Lope Ruiz, maire d’Iznájar, et Mercedes Montero, son homologue à Archidona, connaissent bien la Catalogne et affirment avoir de bonnes relations avec les maires auxquels ils ont rendu visite et qu’ils ont rencontré.

« Les relations sont très bonnes, tant au niveau institutionnel que personnel », assure le premier.

Mercedes Montero sera en Catalogne le 1er octobre, célébrant la journée d’Archidona dans la ville industrielle de Sabadell. Elle reconnaît être « déconcertée » par les tensions apparues après l’arrestation mercredi de 14 personnes impliquées dans l’organisation du référendum.

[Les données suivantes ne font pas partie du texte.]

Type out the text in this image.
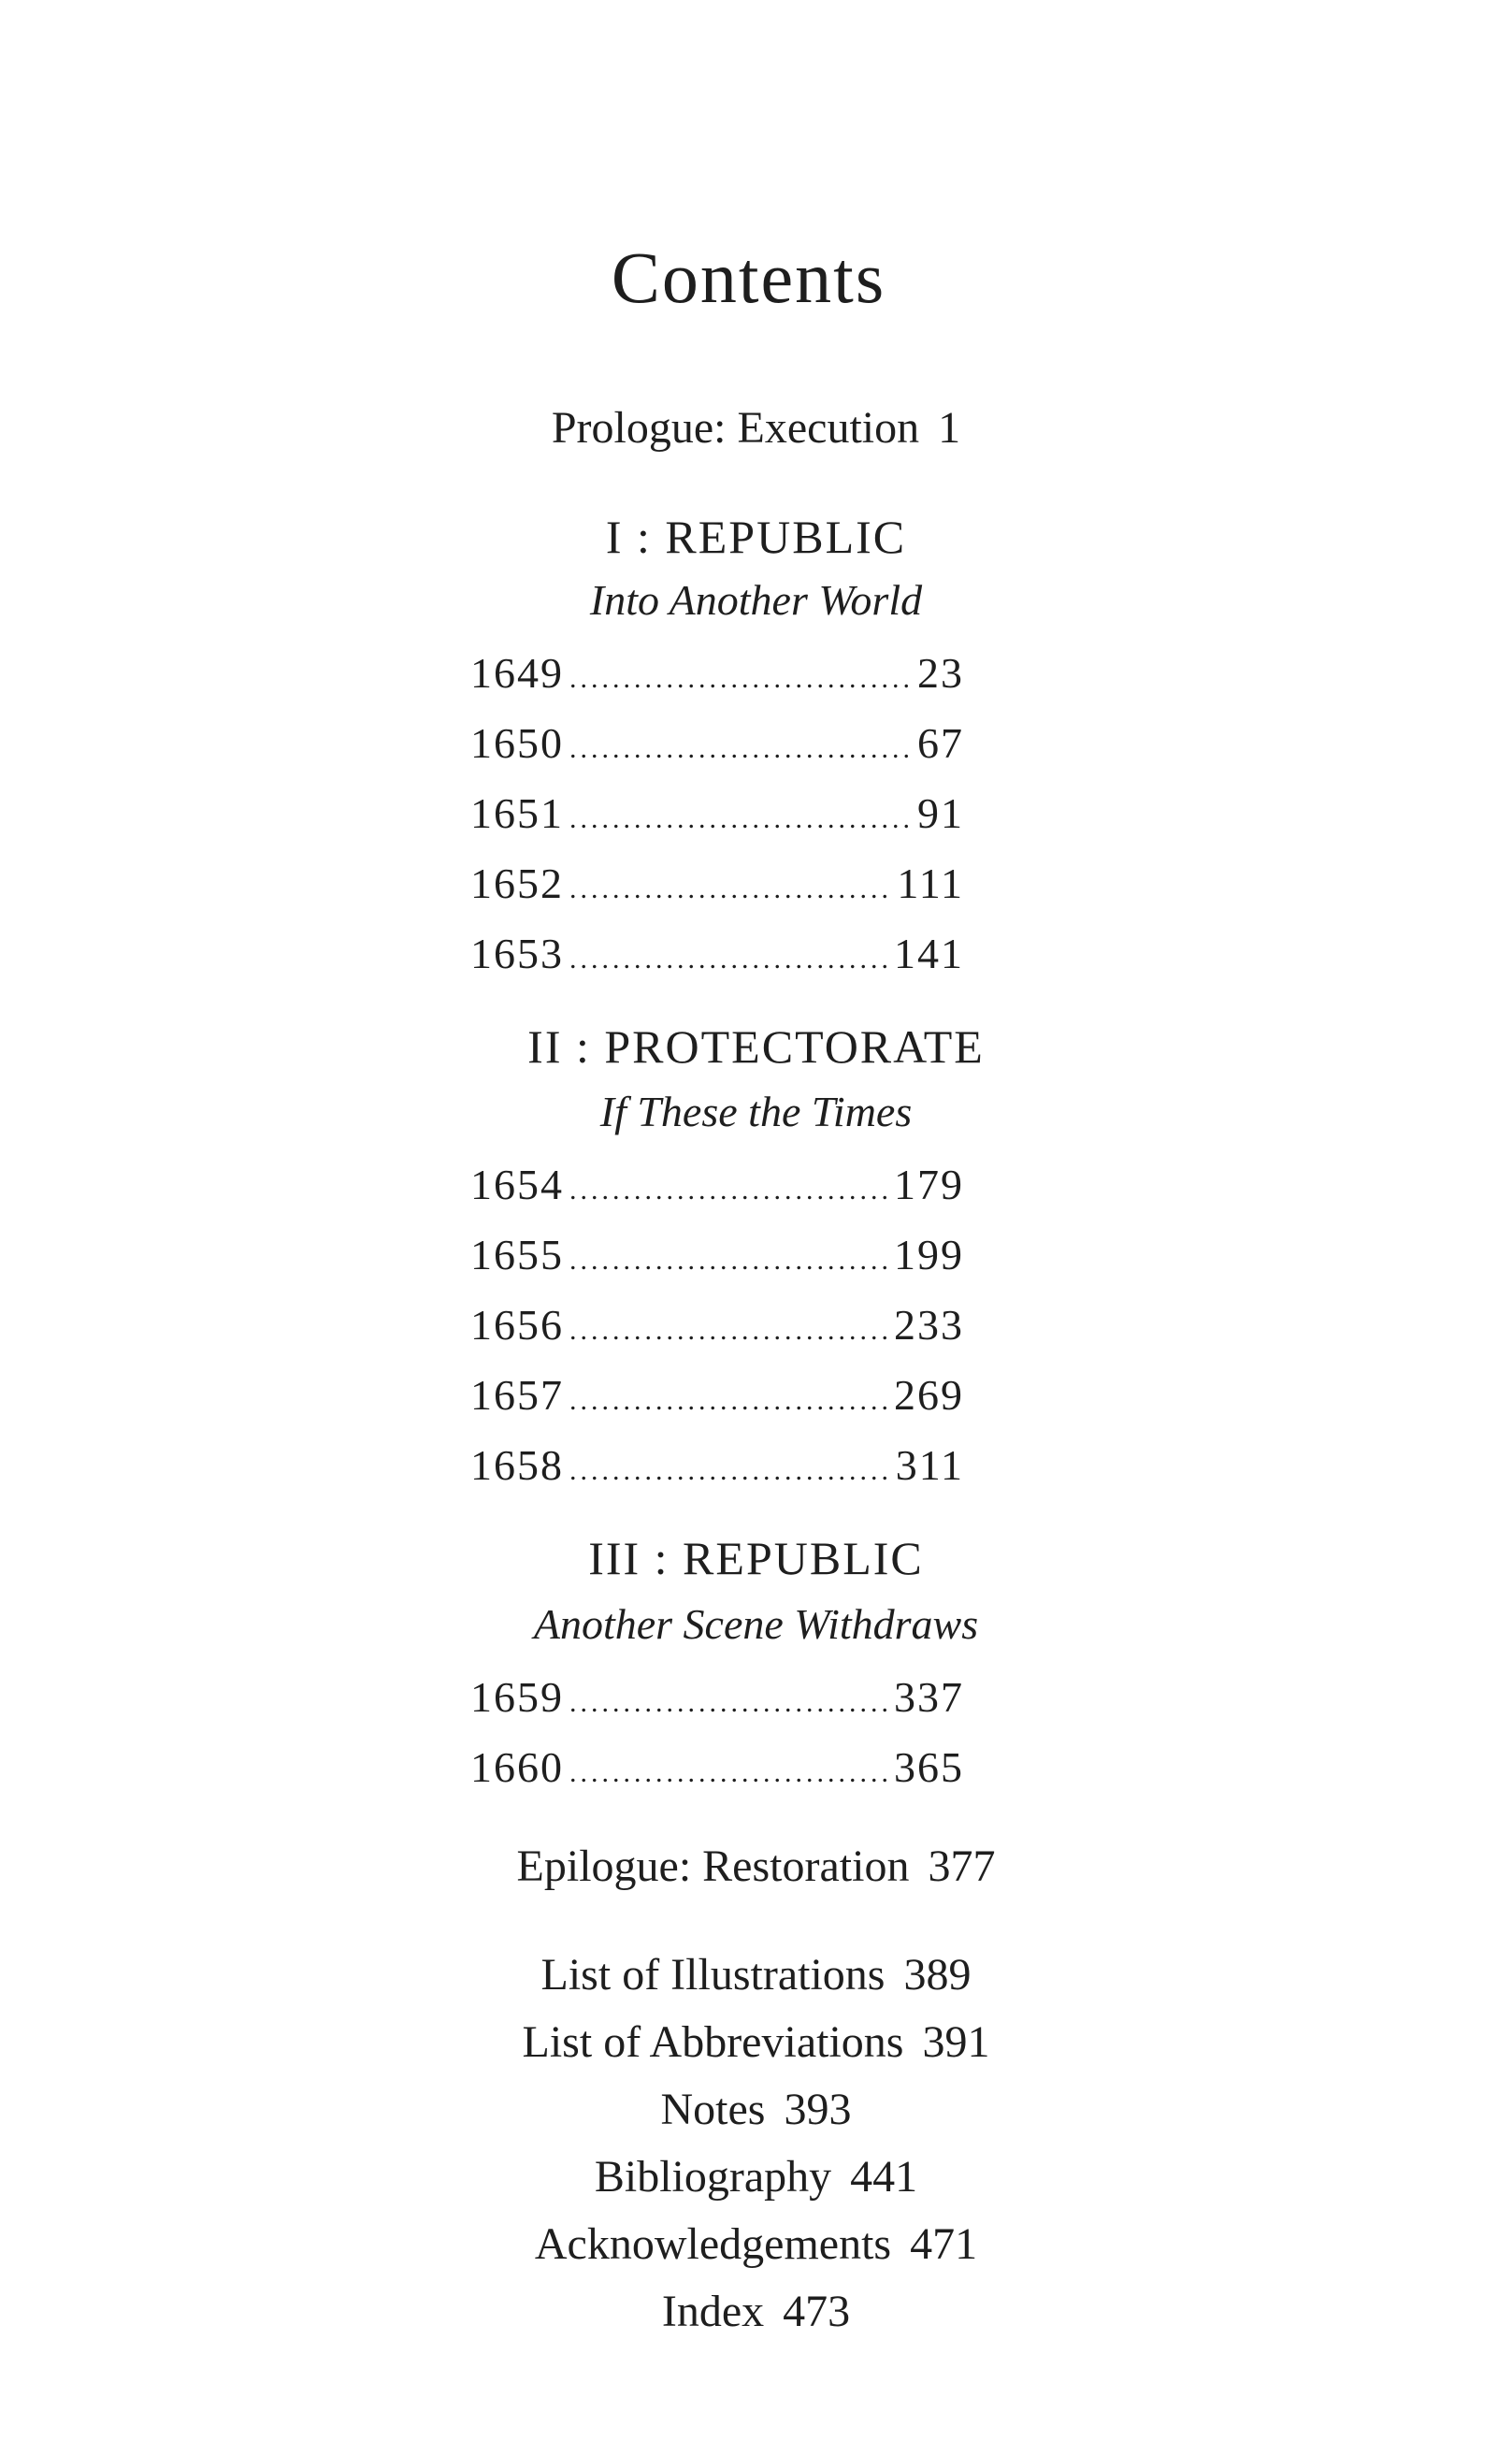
Contents
Prologue: Execution 1
I : REPUBLIC
Into Another World
1649 .....	23
1650 .....	67
1651 .....	91
1652 .....	111
1653 .....	141
II : PROTECTORATE
If These the Times
1654 .....	179
1655 .....	199
1656 .....	233
1657 .....	269
1658 .....	311
III : REPUBLIC
Another Scene Withdraws
1659 .....	337
1660 .....	365
Epilogue: Restoration 377
List of Illustrations 389
List of Abbreviations 391
Notes 393
Bibliography 441
Acknowledgements 471
Index 473
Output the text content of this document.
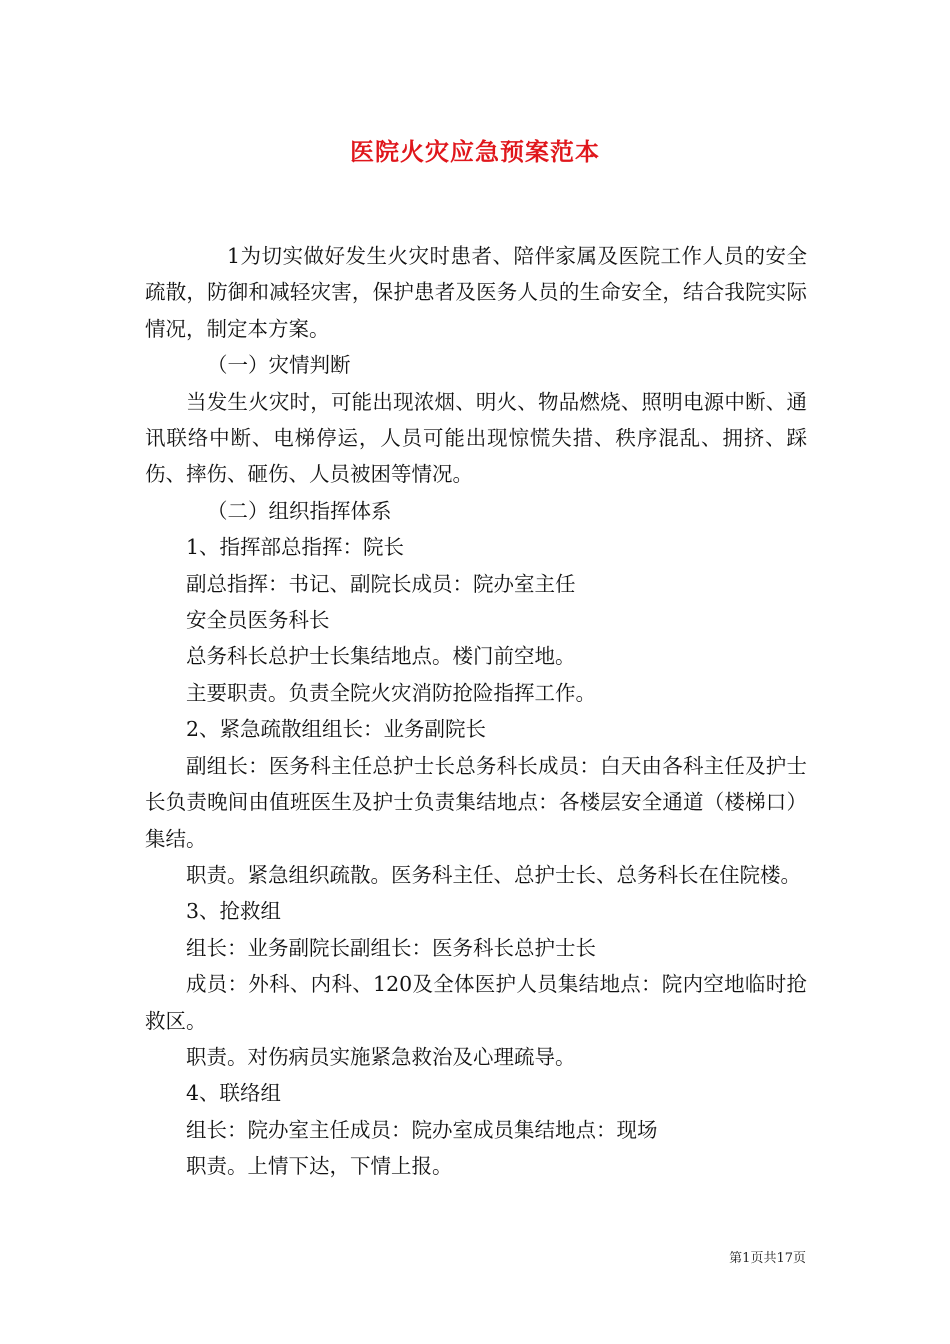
医院火灾应急预案范本

1为切实做好发生火灾时患者、陪伴家属及医院工作人员的安全疏散，防御和减轻灾害，保护患者及医务人员的生命安全，结合我院实际情况，制定本方案。

（一）灾情判断

当发生火灾时，可能出现浓烟、明火、物品燃烧、照明电源中断、通讯联络中断、电梯停运，人员可能出现惊慌失措、秩序混乱、拥挤、踩伤、摔伤、砸伤、人员被困等情况。

（二）组织指挥体系

1、指挥部总指挥：院长

副总指挥：书记、副院长成员：院办室主任

安全员医务科长

总务科长总护士长集结地点。楼门前空地。

主要职责。负责全院火灾消防抢险指挥工作。

2、紧急疏散组组长：业务副院长

副组长：医务科主任总护士长总务科长成员：白天由各科主任及护士长负责晚间由值班医生及护士负责集结地点：各楼层安全通道（楼梯口）集结。

职责。紧急组织疏散。医务科主任、总护士长、总务科长在住院楼。

3、抢救组

组长：业务副院长副组长：医务科长总护士长

成员：外科、内科、120及全体医护人员集结地点：院内空地临时抢救区。

职责。对伤病员实施紧急救治及心理疏导。

4、联络组

组长：院办室主任成员：院办室成员集结地点：现场

职责。上情下达，下情上报。

第1页共17页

« Je ne pensais pas que ça provoquerait une situation aussi compliquée que celle qu’on est en train de vivre », explique la maire, qui espère pourtant que le président catalan, Carles Puigdemont, « revienne sur l’idée de tenir le référendum ».

Lope Ruiz indique qu’il n’a « rien a objecter à des mesures (de police) qui ont été ordonnées par un tribunal de la Catalogne elle-même ». Il insiste sur le fait que c’est le pouvoir nationaliste catalan « qui a rompu le consensus », en promouvant le 6 septembre dernier la loi qui permet de convoquer le référendum. « Si on enfreint la loi, il faut en assumer les conséquences », ajoute l’élu d’Iznájar.

Justement, c’est près de ce village qu’est né en 1955 celui qui fut président régional de Catalogne de 2006 à 2010, le socialiste José Montilla. Tout un symbole, selon son maire.

« Si quelqu’un qui est né dans une des bourgades les plus reculées de cette commune est devenu président de Catalogne, c’est que nous ne devons pas être si différents, à mon avis ».